Valuation: Marketable assets such as real estate is almost always priced hence it is apparent that pricing and cap rates play an important role in this valuation. In order to value CAPREIT, Modelyze Investments built a comprehensive financial model forecasting all line items of the financial statements determining the performance of the REIT historically and on a forward basis. This analysis is addressed in the Financial Analysis section of the report. Modelyze Investments considered the last twelve months (“LTM”) NOI, 2019F NOI and 2020F NOI and the average cap rate of CAPREIT portfolio of assets across Canada and Europe, all integrated in an Asset Based Valuation of the REIT. Value of rent generating operating assets is derived by diving the NOI by a cap rate of 4.15% (this rate was presented as the average cap rate of the portfolio as of 2019Q3 in company’s financial statements). Averaging out the FY1 and FY2 net asset value per share in today’s dollar given a return on equity of 4.4%, Modelyze Investments arrived at a price of C$56.34 per share. The following tables display the sensitivity of the share price as a function of cap rates. It is expected that cap rates in certain regions of Canada decrease in 2020 as real estate bubble continue to expand. Looking at comparable REITs across the sector, the median 2019F P/FFO mean estimates is 19.57x and median 2020F P/FFO is at 20.24x as of this report release date (mean estimates are sourced from Refinitiv). Based on Modelyze Investments forecast, CAPREIT is trading at 2019F P/FFO of 25.99 x and 2020F P/FFO 18.00x as of the analysis date.

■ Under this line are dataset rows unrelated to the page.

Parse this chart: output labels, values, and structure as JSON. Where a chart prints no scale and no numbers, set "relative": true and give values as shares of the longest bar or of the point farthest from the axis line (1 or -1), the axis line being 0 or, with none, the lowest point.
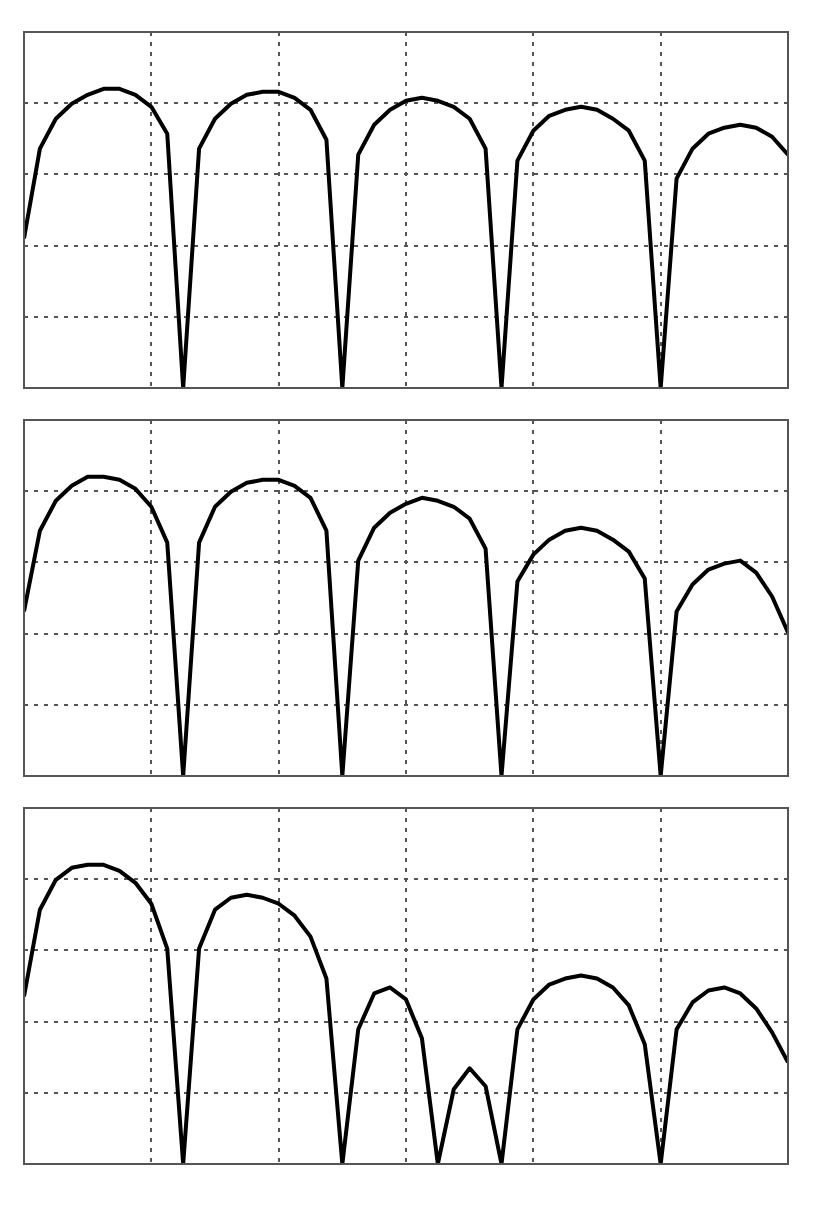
{
  "chart_data": [
    {
      "type": "line",
      "relative": true,
      "grid": true,
      "color": "#000000",
      "categories": [
        null,
        null,
        null,
        null,
        null,
        null,
        null,
        null,
        null,
        null,
        null,
        null,
        null,
        null,
        null,
        null,
        null,
        null,
        null,
        null,
        null,
        null,
        null,
        null,
        null,
        null,
        null,
        null,
        null,
        null,
        null,
        null,
        null,
        null,
        null,
        null,
        null,
        null,
        null,
        null,
        null,
        null,
        null,
        null,
        null,
        null,
        null,
        null,
        null
      ],
      "values": [
        0.5,
        0.8,
        0.9,
        0.95,
        0.98,
        1.0,
        1.0,
        0.98,
        0.94,
        0.85,
        0,
        0.8,
        0.9,
        0.95,
        0.98,
        0.99,
        0.99,
        0.97,
        0.93,
        0.83,
        0,
        0.78,
        0.88,
        0.93,
        0.96,
        0.97,
        0.96,
        0.94,
        0.9,
        0.8,
        0,
        0.76,
        0.86,
        0.91,
        0.93,
        0.94,
        0.93,
        0.9,
        0.86,
        0.76,
        0,
        0.7,
        0.8,
        0.85,
        0.87,
        0.88,
        0.87,
        0.84,
        0.78
      ]
    },
    {
      "type": "line",
      "relative": true,
      "grid": true,
      "color": "#000000",
      "categories": [
        null,
        null,
        null,
        null,
        null,
        null,
        null,
        null,
        null,
        null,
        null,
        null,
        null,
        null,
        null,
        null,
        null,
        null,
        null,
        null,
        null,
        null,
        null,
        null,
        null,
        null,
        null,
        null,
        null,
        null,
        null,
        null,
        null,
        null,
        null,
        null,
        null,
        null,
        null,
        null,
        null,
        null,
        null,
        null,
        null,
        null,
        null,
        null,
        null
      ],
      "values": [
        0.55,
        0.82,
        0.92,
        0.97,
        1.0,
        1.0,
        0.99,
        0.96,
        0.9,
        0.78,
        0,
        0.78,
        0.9,
        0.95,
        0.98,
        0.99,
        0.99,
        0.97,
        0.93,
        0.82,
        0,
        0.72,
        0.83,
        0.88,
        0.91,
        0.93,
        0.92,
        0.9,
        0.86,
        0.76,
        0,
        0.65,
        0.74,
        0.79,
        0.82,
        0.83,
        0.82,
        0.79,
        0.75,
        0.66,
        0,
        0.55,
        0.64,
        0.69,
        0.71,
        0.72,
        0.68,
        0.6,
        0.48
      ]
    },
    {
      "type": "line",
      "relative": true,
      "grid": true,
      "color": "#000000",
      "categories": [
        null,
        null,
        null,
        null,
        null,
        null,
        null,
        null,
        null,
        null,
        null,
        null,
        null,
        null,
        null,
        null,
        null,
        null,
        null,
        null,
        null,
        null,
        null,
        null,
        null,
        null,
        null,
        null,
        null,
        null,
        null,
        null,
        null,
        null,
        null,
        null,
        null,
        null,
        null,
        null,
        null,
        null,
        null,
        null,
        null,
        null,
        null,
        null,
        null
      ],
      "values": [
        0.56,
        0.85,
        0.95,
        0.99,
        1.0,
        1.0,
        0.98,
        0.94,
        0.87,
        0.72,
        0,
        0.72,
        0.85,
        0.89,
        0.9,
        0.89,
        0.87,
        0.83,
        0.76,
        0.62,
        0,
        0.45,
        0.57,
        0.59,
        0.55,
        0.42,
        0,
        0.25,
        0.32,
        0.26,
        0,
        0.45,
        0.55,
        0.6,
        0.62,
        0.63,
        0.62,
        0.59,
        0.53,
        0.4,
        0,
        0.45,
        0.54,
        0.58,
        0.59,
        0.57,
        0.52,
        0.44,
        0.34
      ]
    }
  ]
}
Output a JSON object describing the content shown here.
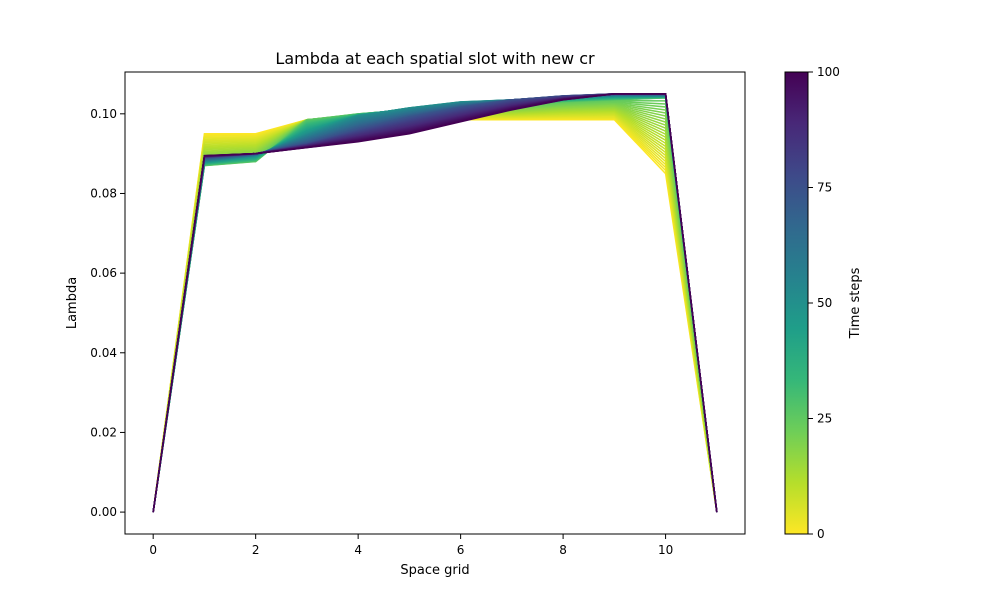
{
  "chart_data": {
    "type": "line",
    "title": "Lambda at each spatial slot with new cr",
    "xlabel": "Space grid",
    "ylabel": "Lambda",
    "xlim": [
      -0.55,
      11.55
    ],
    "ylim": [
      -0.0055,
      0.1105
    ],
    "xticks": [
      0,
      2,
      4,
      6,
      8,
      10
    ],
    "yticks": [
      0.0,
      0.02,
      0.04,
      0.06,
      0.08,
      0.1
    ],
    "ytick_labels": [
      "0.00",
      "0.02",
      "0.04",
      "0.06",
      "0.08",
      "0.10"
    ],
    "x": [
      0,
      1,
      2,
      3,
      4,
      5,
      6,
      7,
      8,
      9,
      10,
      11
    ],
    "series_count": 101,
    "series": [
      {
        "time_step": 0,
        "values": [
          0,
          0.095,
          0.095,
          0.0985,
          0.0985,
          0.0985,
          0.0985,
          0.0985,
          0.0985,
          0.0985,
          0.085,
          0
        ]
      },
      {
        "time_step": 25,
        "values": [
          0,
          0.087,
          0.088,
          0.0985,
          0.1,
          0.101,
          0.102,
          0.102,
          0.103,
          0.1035,
          0.104,
          0
        ]
      },
      {
        "time_step": 50,
        "values": [
          0,
          0.088,
          0.0895,
          0.095,
          0.0995,
          0.1015,
          0.103,
          0.1035,
          0.104,
          0.1045,
          0.1045,
          0
        ]
      },
      {
        "time_step": 75,
        "values": [
          0,
          0.089,
          0.09,
          0.0925,
          0.096,
          0.099,
          0.1015,
          0.1035,
          0.1045,
          0.105,
          0.105,
          0
        ]
      },
      {
        "time_step": 100,
        "values": [
          0,
          0.0895,
          0.09,
          0.0915,
          0.093,
          0.095,
          0.098,
          0.101,
          0.1035,
          0.105,
          0.105,
          0
        ]
      }
    ],
    "colorbar": {
      "label": "Time steps",
      "range": [
        0,
        100
      ],
      "ticks": [
        0,
        25,
        50,
        75,
        100
      ],
      "colormap": "viridis_r",
      "stops": [
        "#fde725",
        "#b5de2b",
        "#6ece58",
        "#35b779",
        "#1f9e89",
        "#26828e",
        "#31688e",
        "#3e4989",
        "#482878",
        "#440154"
      ]
    },
    "grid": false,
    "legend": "none"
  }
}
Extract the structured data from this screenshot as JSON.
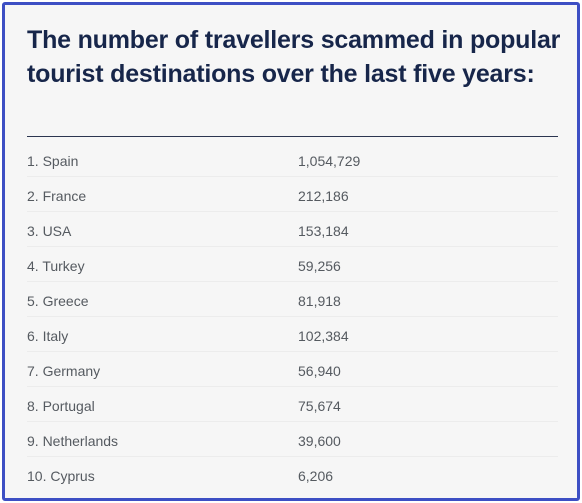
{
  "title": "The number of travellers scammed in popular tourist destinations over the last five years:",
  "table": {
    "rows": [
      [
        "1. Spain",
        "1,054,729"
      ],
      [
        "2. France",
        "212,186"
      ],
      [
        "3. USA",
        "153,184"
      ],
      [
        "4. Turkey",
        "59,256"
      ],
      [
        "5. Greece",
        "81,918"
      ],
      [
        "6. Italy",
        "102,384"
      ],
      [
        "7. Germany",
        "56,940"
      ],
      [
        "8. Portugal",
        "75,674"
      ],
      [
        "9. Netherlands",
        "39,600"
      ],
      [
        "10. Cyprus",
        "6,206"
      ]
    ]
  }
}
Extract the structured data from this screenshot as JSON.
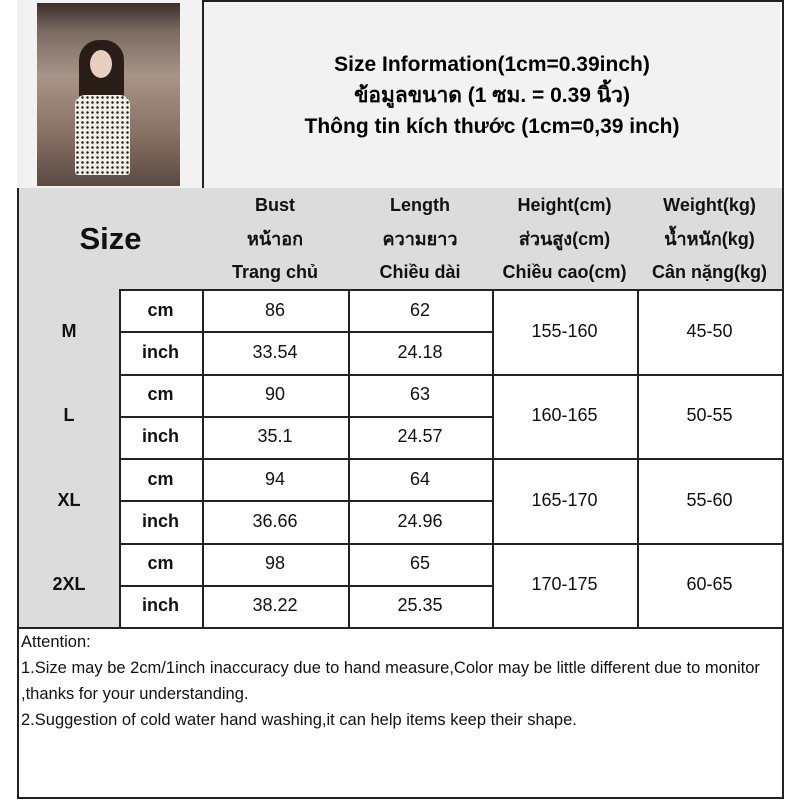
{
  "title": {
    "lines": [
      "Size Information(1cm=0.39inch)",
      "ข้อมูลขนาด (1 ซม. = 0.39 นิ้ว)",
      "Thông tin kích thước (1cm=0,39 inch)"
    ]
  },
  "header": {
    "size_label": "Size",
    "columns": [
      {
        "en": "Bust",
        "th": "หน้าอก",
        "vi": "Trang chủ"
      },
      {
        "en": "Length",
        "th": "ความยาว",
        "vi": "Chiều dài"
      },
      {
        "en": "Height(cm)",
        "th": "ส่วนสูง(cm)",
        "vi": "Chiều cao(cm)"
      },
      {
        "en": "Weight(kg)",
        "th": "น้ำหนัก(kg)",
        "vi": "Cân nặng(kg)"
      }
    ]
  },
  "rows": [
    {
      "size": "M",
      "cm_label": "cm",
      "inch_label": "inch",
      "bust_cm": "86",
      "length_cm": "62",
      "bust_in": "33.54",
      "length_in": "24.18",
      "height": "155-160",
      "weight": "45-50"
    },
    {
      "size": "L",
      "cm_label": "cm",
      "inch_label": "inch",
      "bust_cm": "90",
      "length_cm": "63",
      "bust_in": "35.1",
      "length_in": "24.57",
      "height": "160-165",
      "weight": "50-55"
    },
    {
      "size": "XL",
      "cm_label": "cm",
      "inch_label": "inch",
      "bust_cm": "94",
      "length_cm": "64",
      "bust_in": "36.66",
      "length_in": "24.96",
      "height": "165-170",
      "weight": "55-60"
    },
    {
      "size": "2XL",
      "cm_label": "cm",
      "inch_label": "inch",
      "bust_cm": "98",
      "length_cm": "65",
      "bust_in": "38.22",
      "length_in": "25.35",
      "height": "170-175",
      "weight": "60-65"
    }
  ],
  "attention": {
    "heading": "Attention:",
    "notes": [
      "1.Size may be 2cm/1inch inaccuracy due to hand measure,Color may be little different due to monitor ,thanks for your understanding.",
      "2.Suggestion of cold water hand washing,it can help items keep their shape."
    ]
  }
}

Risk to Target Price: Risks associated with investing in CAPREIT includes but not limited to interest rate risk, commodity price volatility risk, cyclicality nature of the operating expenses (higher utility expenses and commodity exposure in Q1 and Q4), bad debt expense of tenants, rent control and regulations, taxation related risks, inability to refinance mortgages and senior debt at favorable terms, foreign currency and exchange rate risk, fair value adjustments and appraisal risk, illiquidity risk, operating and asset management risks, and climate related risks. From a risk management perspective, CAPREIT has managed the interest risk exposure of the mortgage portfolio by reducing average interest rates and mitigated refinancing risk by managing the average term to maturity of the portfolio and staggering the maturity dates. Since the primary focus of CAPREIT is multi-unit residential real estate in Canada, it is eligible for government-backed insurance for mortgages administered by CMHC, benefiting CAPREIT through lower interest rate spreads for mortgage refinancing and decreasing mortgage renewal risks as the mortgage insurance coverage is transferable between approved lenders and is effective for the full initial amortization period of the underlying mortgage ranging between 25 and 35 years.
Conclusion: Modelyze Investments believes CAPREIT is a stable, dividend paying stock with bond like characteristics. CAPREIT has strong financials and a growing, diversified portfolio of assets. Modelyze Investments assigns a HOLD recommendation with a LOW risk rating at a target price of C$56.34 and return to target of 11% as of the date of the analysis.